Inflation data from the National Bureau of Statistics released earlier this month indicated little pressure ahead for China to pump more money to support the economy, as the consumer price index in October rose 2.5 percent, well below the government's target ceiling of 3 percent for 2018, and the producer price index climbed 3.3 percent in October from a year earlier amid sluggish demand.

Nevertheless, "the space on the monetary side is limited as we need to stick to our efforts to contain the leveraging ratio, while the room for fiscal action is larger-more tax cuts, especially in value-added tax, and a reduction in social security contributions can soothe economic concerns," said Ma Jun, an advisor to the People's Bank of China, in an interview with China Daily, adding to signs that the financial regulators do not intend to change course from current deleveraging moves.

[Liu Lunan/China Daily]

While the central bank has lowered the reserve requirement ratio four times since the beginning of the year, a relatively mild increase in aggregated social financing in recent months adds more strains, as the supply of credit remained clogged, in particular for small and medium-sized enterprises.

Fiscal policy is expected to be the key focus of the next round of counter-cyclical adjustment, which can be fur-ther expanded through more tax cuts for corporate sectors, wrote economists with China International Capital Corporation in a note.

The fiscal deficit rate is expected to increase by around 1.5 percentage points in 2019 compared to this year's level, they said.

China lowered its fiscal deficit target to 2.6 percent of GDP for 2018 at the beginning of the year, down by 0.4 percentage points compared with 2017.

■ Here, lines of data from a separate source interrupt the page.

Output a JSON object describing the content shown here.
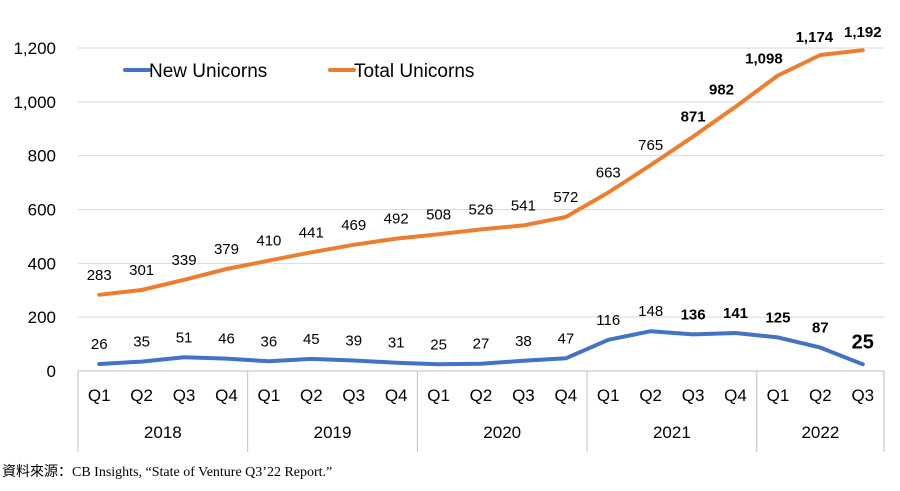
{
  "chart_data": {
    "type": "line",
    "categories": [
      "Q1",
      "Q2",
      "Q3",
      "Q4",
      "Q1",
      "Q2",
      "Q3",
      "Q4",
      "Q1",
      "Q2",
      "Q3",
      "Q4",
      "Q1",
      "Q2",
      "Q3",
      "Q4",
      "Q1",
      "Q2",
      "Q3"
    ],
    "years": [
      {
        "label": "2018",
        "count": 4
      },
      {
        "label": "2019",
        "count": 4
      },
      {
        "label": "2020",
        "count": 4
      },
      {
        "label": "2021",
        "count": 4
      },
      {
        "label": "2022",
        "count": 3
      }
    ],
    "series": [
      {
        "name": "New Unicorns",
        "color": "#4472C4",
        "values": [
          26,
          35,
          51,
          46,
          36,
          45,
          39,
          31,
          25,
          27,
          38,
          47,
          116,
          148,
          136,
          141,
          125,
          87,
          25
        ],
        "labels": [
          "26",
          "35",
          "51",
          "46",
          "36",
          "45",
          "39",
          "31",
          "25",
          "27",
          "38",
          "47",
          "116",
          "148",
          "136",
          "141",
          "125",
          "87",
          "25"
        ],
        "bold": [
          false,
          false,
          false,
          false,
          false,
          false,
          false,
          false,
          false,
          false,
          false,
          false,
          false,
          false,
          true,
          true,
          true,
          true,
          true
        ]
      },
      {
        "name": "Total Unicorns",
        "color": "#ED7D31",
        "values": [
          283,
          301,
          339,
          379,
          410,
          441,
          469,
          492,
          508,
          526,
          541,
          572,
          663,
          765,
          871,
          982,
          1098,
          1174,
          1192
        ],
        "labels": [
          "283",
          "301",
          "339",
          "379",
          "410",
          "441",
          "469",
          "492",
          "508",
          "526",
          "541",
          "572",
          "663",
          "765",
          "871",
          "982",
          "1,098",
          "1,174",
          "1,192"
        ],
        "bold": [
          false,
          false,
          false,
          false,
          false,
          false,
          false,
          false,
          false,
          false,
          false,
          false,
          false,
          false,
          true,
          true,
          true,
          true,
          true
        ]
      }
    ],
    "yticks": [
      "0",
      "200",
      "400",
      "600",
      "800",
      "1,000",
      "1,200"
    ],
    "ylim": [
      0,
      1200
    ],
    "grid": true,
    "legend": "top-left"
  },
  "source": "資料來源：CB Insights, “State of Venture Q3’22 Report.”"
}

"The government has already made adjustments on the monetary side, keeping liquidity relatively loose and has been very much tolerant of the fluctuation of the yuan's exchange rate," said Zhang Bin, a senior researcher with China Finance 40 Forum, a non-government think tank.

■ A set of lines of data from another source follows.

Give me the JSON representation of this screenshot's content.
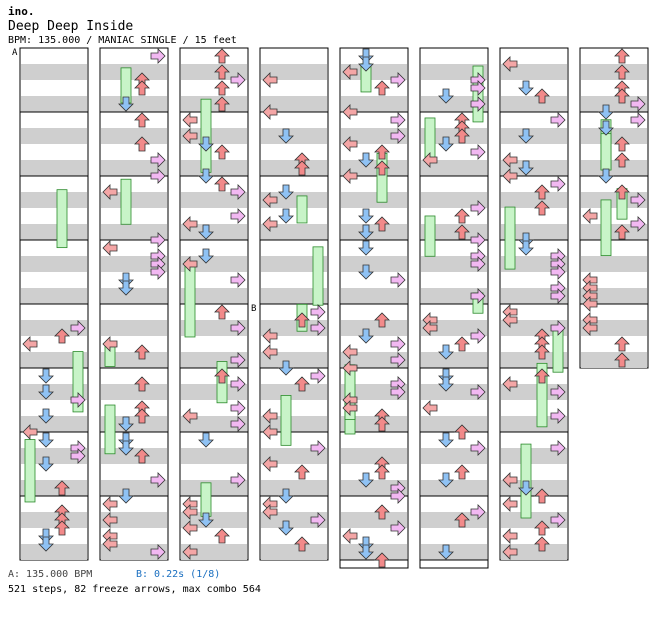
{
  "header": {
    "artist": "ino.",
    "title": "Deep Deep Inside",
    "meta": "BPM: 135.000 / MANIAC SINGLE / 15 feet"
  },
  "markers": {
    "a": "A",
    "b": "B"
  },
  "footer": {
    "bpm_marker": "A: 135.000 BPM",
    "stop_marker": "B: 0.22s (1/8)",
    "stats": "521 steps, 82 freeze arrows, max combo 564"
  },
  "colors": {
    "left": "#f4a6a6",
    "down": "#8fc2f4",
    "up": "#f28a8a",
    "right": "#f2b8f2",
    "freeze": "#c8f4c8",
    "band": "#cfcfcf"
  },
  "icons": [
    "left-arrow-icon",
    "down-arrow-icon",
    "up-arrow-icon",
    "right-arrow-icon",
    "freeze-arrow-icon"
  ]
}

Zhang added that there can be more space to let fiscal policy play a more important role to help reduce downward economic pressure, and expanding more channels for infrastructure projects in a more "proactive way".

Such efforts, expanding more viable channels to raise money, are quite crucial to soothe downward concerns at the time when the government has closed the door on illegal financing for infrastructure projects.